The Nomis software evaluates "lost quote data" - loan applications whose terms are approved by a bank but rejected by customers - because this information can offer insights into prices that may be too high to attract customers, Ms. Britting said.

"Banks have to have good data. That's super important," she said. "Many don't save this information."

Only about 9% of large U.S. banks are using or testing automated pricing, but that number will reach 95% by 2009, according to Ms. Britting. About 7% of midsize banks, and no small ones, have adopted the technology, but 60% of midsize companies and 40% of small ones should be using it by 2009.

"It's very new to financial services," she said. "But once a few companies start to use it, it will catch on pretty quickly."

Gwenn Bezard, a research director at Aite Group LLC, said that several Europe banking companies, including ABN Amro Holding NV, have been using automated pricing technology for several years. However, he predicted that it would be slower to catch on here.

The Netherlands, ABN Amro's home country, is small and has a relatively mature banking market, and there "the only way to grow in retail banking is to become more scientific" about how to approach your customers, he said. "In the United States, it's easier to go down the path of acquiring other banks as a way of gaining share."

Nomis and SAP AG are among the top vendors of automatic pricing software for the financial services market, Ms. Britting said. SAP entered the market in November of last year by purchasing the Scottsdale, Ariz., automated pricing technology vendor Khimetrics Inc.

Cynthia von Hollen, SAP's industry principal for financial services, said that four U.S. banking companies and an Asian one are using the Walldorf, Germany, company's pricing software. (She would not name the customers.)

Banks have long based their pricing strategy on offering "the price we're willing to sell at," but the strategy is inefficient, she said. "By putting a price at which they are willing to sell out there, they have no idea if that's the price customers are willing to pay."

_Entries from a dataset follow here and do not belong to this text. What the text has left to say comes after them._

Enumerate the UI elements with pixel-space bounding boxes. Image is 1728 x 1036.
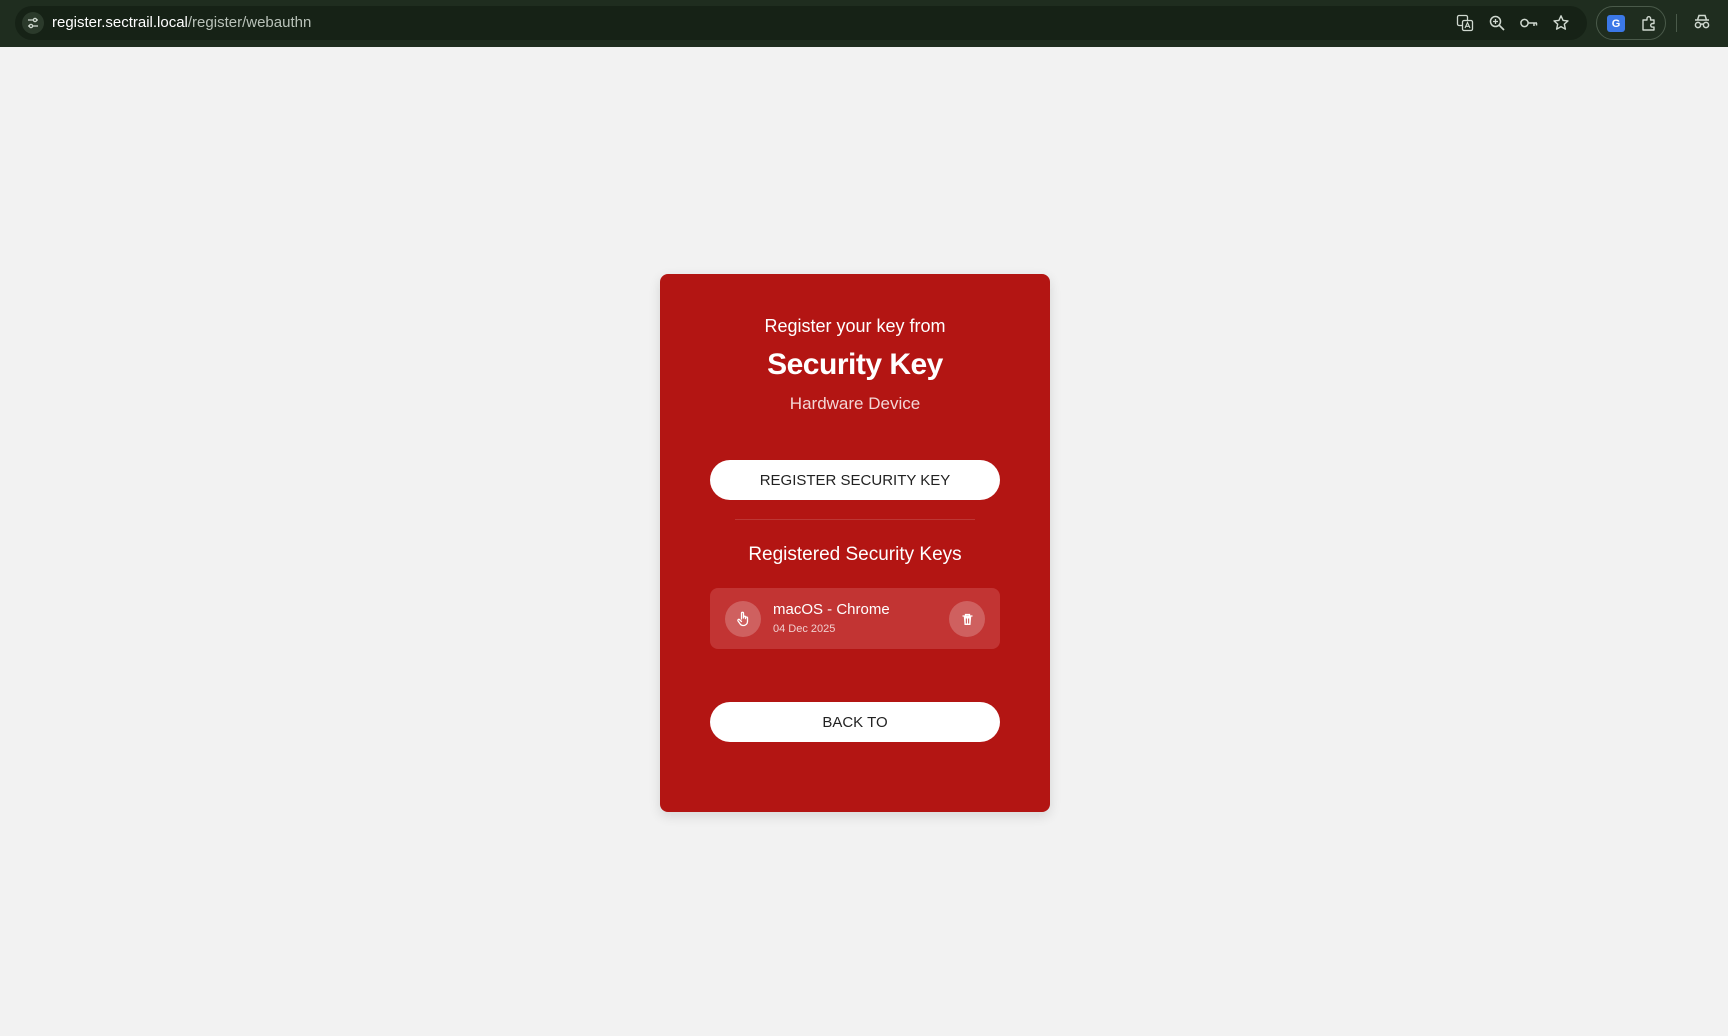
webauthn-register-card: Register your key from Security Key Hard…	[660, 274, 1050, 812]
password-key-icon[interactable]	[1519, 13, 1539, 33]
card-eyebrow: Register your key from	[764, 316, 946, 336]
url-host: register.sectrail.local	[52, 14, 188, 31]
registered-key-item: macOS - Chrome 04 Dec 2025	[710, 588, 1000, 649]
register-security-key-button[interactable]: REGISTER SECURITY KEY	[710, 460, 1000, 500]
toolbar-separator	[1676, 14, 1677, 32]
section-divider	[735, 519, 975, 520]
pointer-hand-icon	[725, 601, 761, 637]
address-bar[interactable]: register.sectrail.local/register/webauth…	[15, 6, 1587, 40]
bookmark-star-icon[interactable]	[1551, 13, 1571, 33]
delete-key-button[interactable]	[949, 601, 985, 637]
back-button[interactable]: BACK TO	[710, 702, 1000, 742]
registered-keys-heading: Registered Security Keys	[748, 544, 962, 565]
incognito-icon[interactable]	[1692, 12, 1712, 37]
url-path: /register/webauthn	[187, 14, 312, 31]
translate-icon[interactable]	[1455, 13, 1475, 33]
page-title: Security Key	[767, 348, 943, 381]
key-date: 04 Dec 2025	[773, 623, 836, 635]
extensions-puzzle-icon[interactable]	[1639, 14, 1659, 39]
zoom-icon[interactable]	[1487, 13, 1507, 33]
extensions-area: G	[1596, 6, 1666, 40]
key-name: macOS - Chrome	[773, 601, 890, 618]
card-subtitle: Hardware Device	[789, 394, 921, 413]
google-translate-extension-icon[interactable]: G	[1607, 15, 1625, 32]
site-info-icon[interactable]	[22, 12, 44, 34]
url-text: register.sectrail.local/register/webauth…	[52, 14, 311, 31]
omnibox-actions	[1455, 13, 1571, 33]
trash-icon	[962, 613, 972, 625]
browser-toolbar: register.sectrail.local/register/webauth…	[0, 0, 1728, 47]
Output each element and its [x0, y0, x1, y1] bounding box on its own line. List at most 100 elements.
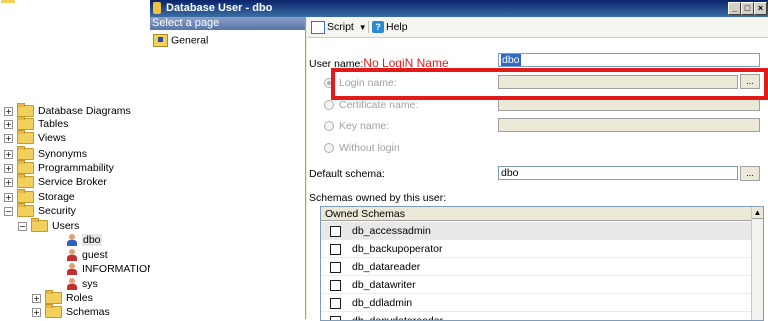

According to Ms. von Hollen, banks can tweak the software to maximize profits, market share, or both. For example, a company that wants to maximize its profits can set the software to come up with the highest price it thinks many consumers will pay. Banks that want to increase share can set the software to deliver lower prices, but not so low that it leaves significant potential profits on the table.

"Getting the price right is a critical first step," she said. "Then you have to see how it fits into your overall strategy."

In the past some bankers have been accused of discrimination for offering different prices to customers who appear similar on paper - which is exactly what automated pricing software does. However, Ms. von Hollen said SAP's system ignores any criteria that could lead to charges of discrimination. "The software doesn't care where you live, or your color, or your gender. It comes up with prices based only on past events."

Using the software "is a paradigm shift for how banks price their products today."

Some users might encounter some resistance to the technology from sales people who are told that they should increase their prices, Ms. von Hollen said. Though an overall boost in sales could be good for the company, individual "commission sales people might not want to raise their rates because their volume may go down."

In this situation, banks may have to "change their compensation plans," she said. "This is truly disruptive technology."